The more than 23-foot-long trolley cars arrived in Cary the next month, The Cary Report’s James Tuliano noted at the time. But the next month after that, a serious problem emerged.
The trolley cars didn’t meet Americans with Disabilities Act compliance. For one, the area designed for mobility devices — like wheelchairs — was too small.
And another section was so sloped it would “require the person using the mobility device to ride pitched forward in their seat,” a town staff member said in a 2023 email to the U.S. Department of Transportation’s civil rights division, obtained and reviewed by The News & Observer.

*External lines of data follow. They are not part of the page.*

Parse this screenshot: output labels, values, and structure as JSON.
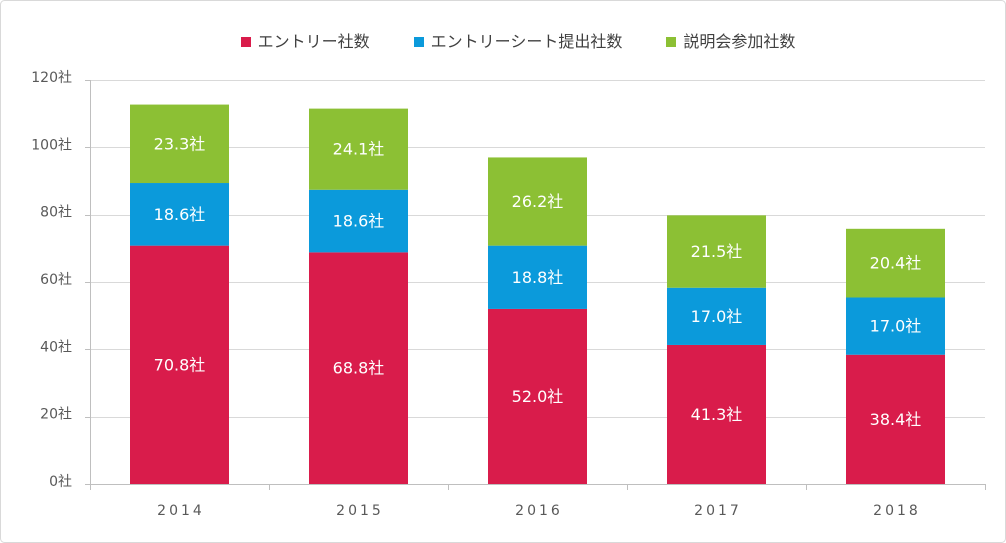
{
  "chart_data": {
    "type": "bar",
    "stacked": true,
    "categories": [
      "2014",
      "2015",
      "2016",
      "2017",
      "2018"
    ],
    "series": [
      {
        "name": "エントリー社数",
        "color": "#D91C4B",
        "values": [
          70.8,
          68.8,
          52.0,
          41.3,
          38.4
        ],
        "labels": [
          "70.8社",
          "68.8社",
          "52.0社",
          "41.3社",
          "38.4社"
        ]
      },
      {
        "name": "エントリーシート提出社数",
        "color": "#0B9ADB",
        "values": [
          18.6,
          18.6,
          18.8,
          17.0,
          17.0
        ],
        "labels": [
          "18.6社",
          "18.6社",
          "18.8社",
          "17.0社",
          "17.0社"
        ]
      },
      {
        "name": "説明会参加社数",
        "color": "#8CC034",
        "values": [
          23.3,
          24.1,
          26.2,
          21.5,
          20.4
        ],
        "labels": [
          "23.3社",
          "24.1社",
          "26.2社",
          "21.5社",
          "20.4社"
        ]
      }
    ],
    "ylim": [
      0,
      120
    ],
    "y_ticks": [
      0,
      20,
      40,
      60,
      80,
      100,
      120
    ],
    "y_tick_labels": [
      "0社",
      "20社",
      "40社",
      "60社",
      "80社",
      "100社",
      "120社"
    ],
    "grid": true,
    "legend": "top-center",
    "colors": {
      "axis": "#BFBFBF",
      "grid": "#D9D9D9",
      "text": "#595959",
      "legend_text": "#404040",
      "border": "#D9D9D9"
    }
  }
}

The Federal Transit Administration responded that federal law does not require wheelchairs to have brakes or wheel locks “as would be needed in the situation” on the sloped floor of the trolley, as described by the town.
‘Cary’s trolleys were warehoused’
As far as The N&O could observe, town officials were silent in public messaging about the trolleys — and the money lost in their purchase — until the local candidate raised questions this year.
During her second unsuccessful campaign to try to win a seat on Town Council, Renee Miller received photographs of the allegedly returned trolley cars sitting in storage, she told The N&O.
That prompted her to dig into the issue and post a video on Facebook in October explaining what she had learned, in part from a public records request. The trolleys hadn’t been returned, but were stored for over a year in a “warehouse or garage, reportedly in downtown Cary,” Miller said in her video.
She also laid out a timeline of when the vehicles were purchased, when they were delivered and when town staff realized they didn’t meet ADA standards.
Just over two weeks later, details about the trolleys appeared on the town of Cary’s website headlined: Get the Facts: Downtown Trolleys.
Previous links to the loop project on the town’s website were taken down, according to the October post, while staff “worked toward a resolution.
”That process to return the trolleys failed after the broker, Nevada-based Specialty Vehicles, “eventually became unresponsive,” and the plan fell through, according to the text posted online.
“In the meantime, Cary’s trolleys were warehoused for protection,” the town’s website says. Town leaders did not respond when The N&O asked questions about how much money, if any, it spent to warehouse the vehicles.
They sat for over a year before the town was able to find a buyer. The Redding Area Bus Authority, in California, purchased the two trolleys from the town in June of this year — at a significant discount from their original purchase price.
The vehicles were sold to the Redding Area Bus Authority for $300,000 — with the town paying an additional $19,500 to ship the trolley cars to California, the town reported on its website.
The trolleys originally cost Cary $539,896 but their value had depreciated to $314,397.60 by July 2025, according to the town website post.
Mayor Weinbrecht and other Cary officials did not respond to The N&O’s calls and emails looking for clarification about what had occurred.
Trolleys gone, a call for transparency
Redding Area Bus Authority Transit Manager John Andoh told The N&O that the California transportation department discovered that Cary was selling the trolleys through Specialty Vehicles.
Both the vehicles had over a thousand miles on them at the time, according to a staff report presented to the Shasta Regional Transportation Agency in California.
When asked about why she thought it was important that the public know Cary had the trolleys for as long as it did, Miller said there needs to be an ongoing dialogue between residents and elected officials about what the government does.
“I don’t think that was happening with regard to the trolley and apparently with regard to some of the other things that have been going on,” Miller said.
Cary’s former Town Manager Sean Stegall resigned this month under highly unusual circumstances. Town leaders have hired a law firm to better understand the scope of “over-the-top” spending, inadequate financial reporting and lack of transparency, Weinbrecht said during an emergency town council meeting on Dec. 15.